Electronic – Buck Converter Multiple inductors

buckinductorswitcher

I'm looking at a height constrained application, that's making it difficult to find the power inductors I need. What's wrong with say using 4 inductors in parallel to get more current? I know the new total inductance will drop, but what other things will go wrong. Since I intend to space them closely together will the magnetic fields interfere? Is this a bad idea? I've never seen it done before, but then I've never been this space constrained either. Oh and I'm looking to do 1V 10A from 3.3V, under 1.3mm.

Best Answer

I would send a technical question to the pros like the engineers at Wurth Elektroniks and see what they say.

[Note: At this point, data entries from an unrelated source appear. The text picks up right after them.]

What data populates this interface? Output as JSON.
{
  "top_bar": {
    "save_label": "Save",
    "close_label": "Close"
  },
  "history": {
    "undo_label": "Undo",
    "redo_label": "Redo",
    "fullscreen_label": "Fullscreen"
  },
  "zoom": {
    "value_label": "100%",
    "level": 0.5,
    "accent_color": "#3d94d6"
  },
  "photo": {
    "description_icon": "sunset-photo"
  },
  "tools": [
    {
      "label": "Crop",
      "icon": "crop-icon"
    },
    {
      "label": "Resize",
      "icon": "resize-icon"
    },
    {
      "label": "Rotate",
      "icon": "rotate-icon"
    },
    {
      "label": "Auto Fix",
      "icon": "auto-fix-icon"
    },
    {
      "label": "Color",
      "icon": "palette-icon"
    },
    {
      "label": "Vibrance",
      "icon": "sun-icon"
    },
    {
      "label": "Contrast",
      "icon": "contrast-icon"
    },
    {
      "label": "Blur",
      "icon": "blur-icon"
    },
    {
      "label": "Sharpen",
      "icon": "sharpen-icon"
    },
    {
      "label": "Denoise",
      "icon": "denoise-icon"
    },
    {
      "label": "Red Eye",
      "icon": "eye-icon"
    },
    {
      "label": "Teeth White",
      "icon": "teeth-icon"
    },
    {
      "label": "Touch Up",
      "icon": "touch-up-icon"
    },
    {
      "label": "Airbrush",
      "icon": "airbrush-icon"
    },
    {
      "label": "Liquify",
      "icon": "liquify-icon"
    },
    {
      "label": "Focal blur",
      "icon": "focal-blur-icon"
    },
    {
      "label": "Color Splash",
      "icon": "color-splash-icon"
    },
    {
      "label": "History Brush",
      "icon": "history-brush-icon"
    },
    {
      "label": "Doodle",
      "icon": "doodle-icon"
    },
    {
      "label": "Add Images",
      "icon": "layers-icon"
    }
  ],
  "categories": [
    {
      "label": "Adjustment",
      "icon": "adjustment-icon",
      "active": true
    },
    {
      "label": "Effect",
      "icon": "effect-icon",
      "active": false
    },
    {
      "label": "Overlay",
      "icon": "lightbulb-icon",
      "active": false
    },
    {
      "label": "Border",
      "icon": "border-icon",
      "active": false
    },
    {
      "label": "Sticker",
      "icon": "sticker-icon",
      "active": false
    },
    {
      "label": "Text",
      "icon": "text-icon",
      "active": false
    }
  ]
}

The parallel inductance still needs to be what you want, plus the current ratings and saturation combined. So if you need 10A, assume +30% ripple current during pulses etc, so perhaps get 3 extra-low profile 5A rated inductors which in general should be smaller (in height). I found something interesting on the interwebs:

Two separate 2.5-A, 22-µH power inductors are better than one much larger 5-A, 10-µH inductor because their collective volume is smaller than the volume of the single inductor by a factor of 2 . This minimizes overall component height. Source, last paragraph

If you have no issue with surface area of the footprint you can probably find some reasonable inductors to lay out in parallel to get the current-carrying you need.

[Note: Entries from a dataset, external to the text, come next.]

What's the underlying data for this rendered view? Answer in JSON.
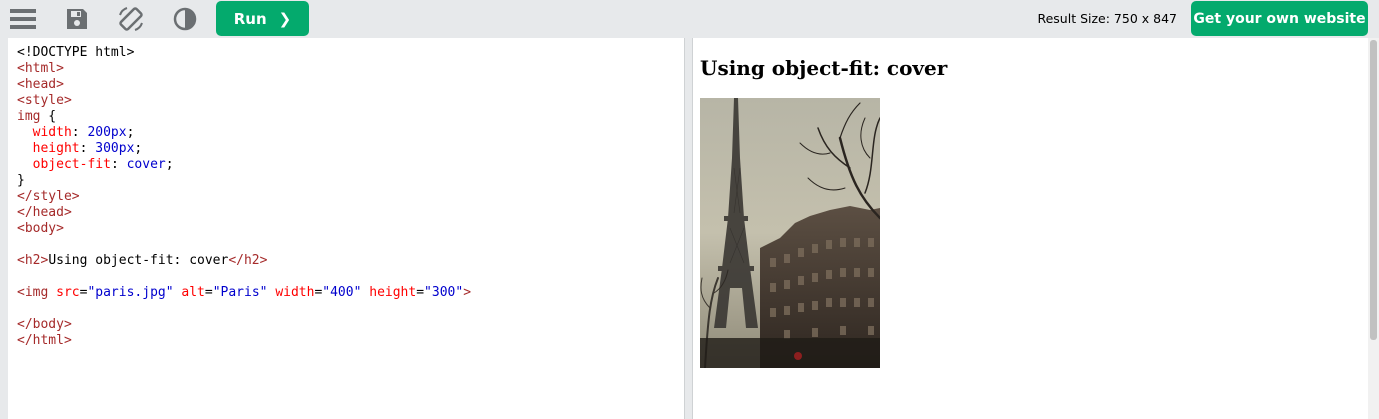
{
  "toolbar": {
    "icons": [
      "menu-icon",
      "save-icon",
      "rotate-icon",
      "contrast-icon"
    ],
    "run_label": "Run",
    "run_chevron": "❯",
    "result_size": "Result Size: 750 x 847",
    "get_site_label": "Get your own website"
  },
  "code": {
    "lines": [
      "<!DOCTYPE html>",
      "<html>",
      "<head>",
      "<style>",
      "img {",
      "  width: 200px;",
      "  height: 300px;",
      "  object-fit: cover;",
      "}",
      "</style>",
      "</head>",
      "<body>",
      "",
      "<h2>Using object-fit: cover</h2>",
      "",
      "<img src=\"paris.jpg\" alt=\"Paris\" width=\"400\" height=\"300\">",
      "",
      "</body>",
      "</html>"
    ]
  },
  "result": {
    "heading": "Using object-fit: cover",
    "image_alt": "Paris"
  },
  "colors": {
    "accent_green": "#04aa6d",
    "toolbar_bg": "#e7e9eb",
    "tag_color": "#a52a2a",
    "property_color": "#ff0000",
    "value_color": "#0000cd"
  }
}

For 1.3mm or less, I found some on Digikey with parametric searching for high current and the seating height, and the best I could see where the Panasonic ETQ-P1W2R2WFP, 2.2UH @ 100Khz 3.4A 77.3mOhm Link. If you need lots of inductance this will surely be awkward to put 3 of these in parallel, and even putting 2 in series, then 3 of those in parallel for a total of 6 inductors would be a very low profile and still only just good enough inductance for switching converters using frequencies up in the 1+ MHz range. That solution would take up about 160mm^2 of PCB space just for the inductors in the block like that.

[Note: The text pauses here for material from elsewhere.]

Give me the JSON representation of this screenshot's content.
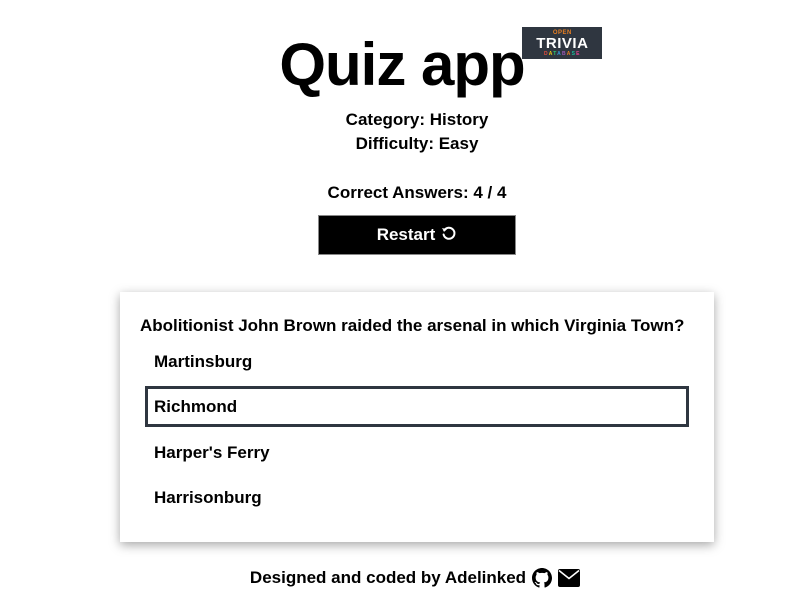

Multiphase synchronous buck converters often have multiple inductors on the output, but they are obviously switched at different phases so perhaps the magnetic fields do not affect each other as much. Finding a shielded inductor at the size you want is unlikely. I say you should do a prototype of just the power circuit and do some series testing if you have the time and money - testing for various loads and response to transients within the bounds of your final application.

If it works, tell us all the results! There is not much information about this kind of application online, so for the purpose of the EE.SE Q&A style forum, if you can prove that it operates effectively it would be good for you and us to hear about the results.